I think its all about the risk tolerance if you want to do something like this. I have preformed upgrades with this python script twice now with 18 pfsense firewalls in my script and all has went well.

That is true, the docs don’t say uninstalling packages is necessary. However, I still trust Tom when he suggests it is a good idea. The worst case is it’s unnecessary.

I guess my problem is two fold. 1) admin’ing machines two states away is a bad idea. I should know better. 2) I setup a system that I don’t have a lot of experience with & I don’t run myself. If I had a pfsense box here and was into it that would probably alleviate most of my concern.
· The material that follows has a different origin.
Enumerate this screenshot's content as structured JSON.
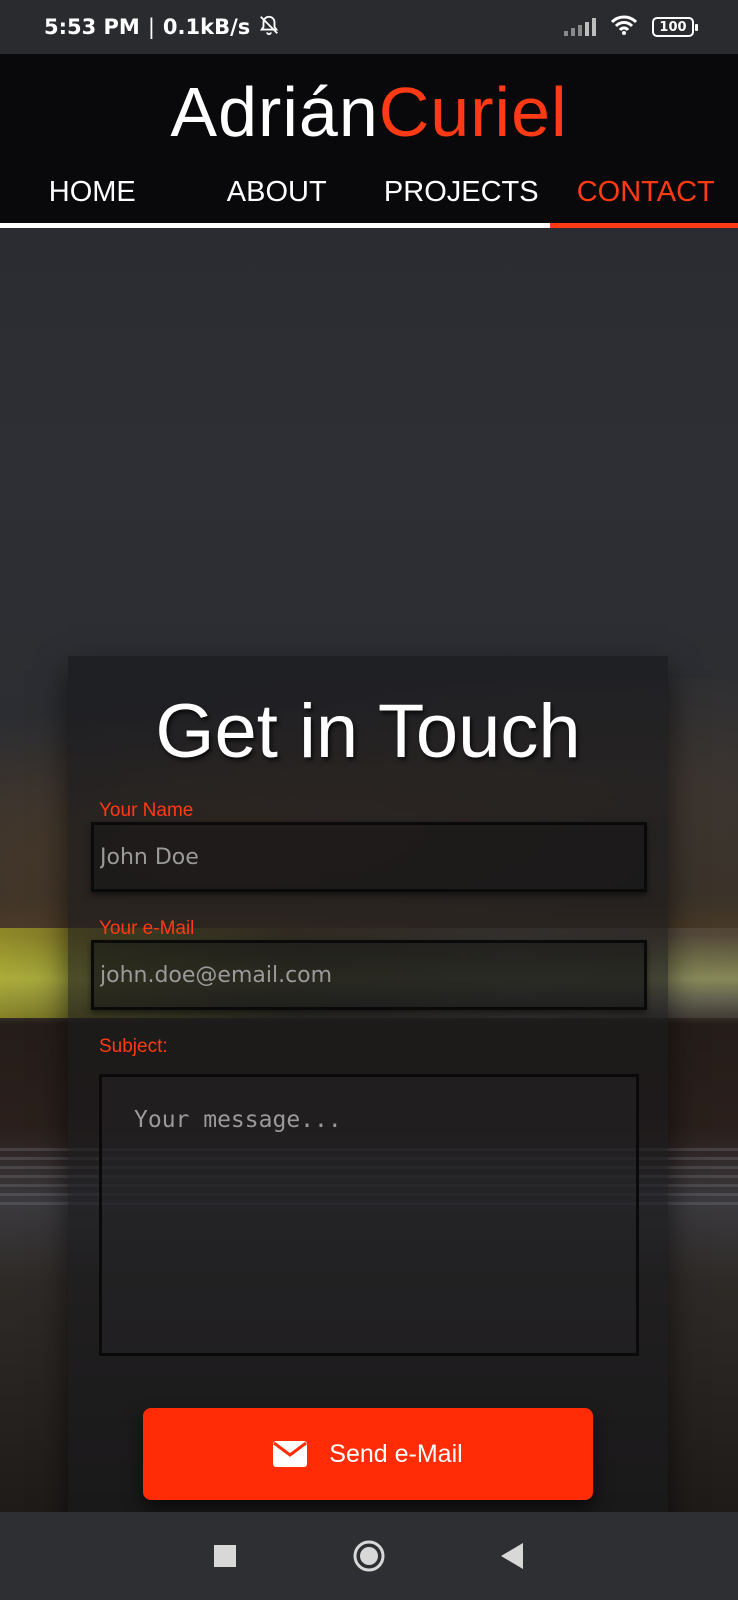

I think turning a blind eye to updates is going to be my play (I can’t believe I am saying this). The biggest risk I see is with DHCP & DNS. Every user on the LAN interacts with it, and it is deployed dangerously in pfsense. The web login is on a small VLAN that should only have a few devices. All told, as long as the LAN devices are reasonably safe and there isn’t a remote code vulnerability with those must have services then this threat surface should be small. I do have to think about the access their stuff has to my network. I host their unifi controller and allow them access to my jellyfin & searx servers. As time goes by I should probably close those off. Unifi communication can be turned off for months at a time if need be.

Anyway, thanks for you help.

If the client doesn’t have a public IP reservation, you can also set up dynamic DNS using something like afraid.org which gives you a free option. Once you’ve got your dynamic DNS entry set up and verified, you won’t have to worry about the IP changing.

That can work too. But I am concerned about the box not coming back up. That being, not coming back up at all or in some impaired state where it doesn’t launch said service.

There is always a small chance you need to be physically at the device. Which goes for anything. I should have used a setup that is a little more “appliance like”. Or better yet not taken on this in the first place.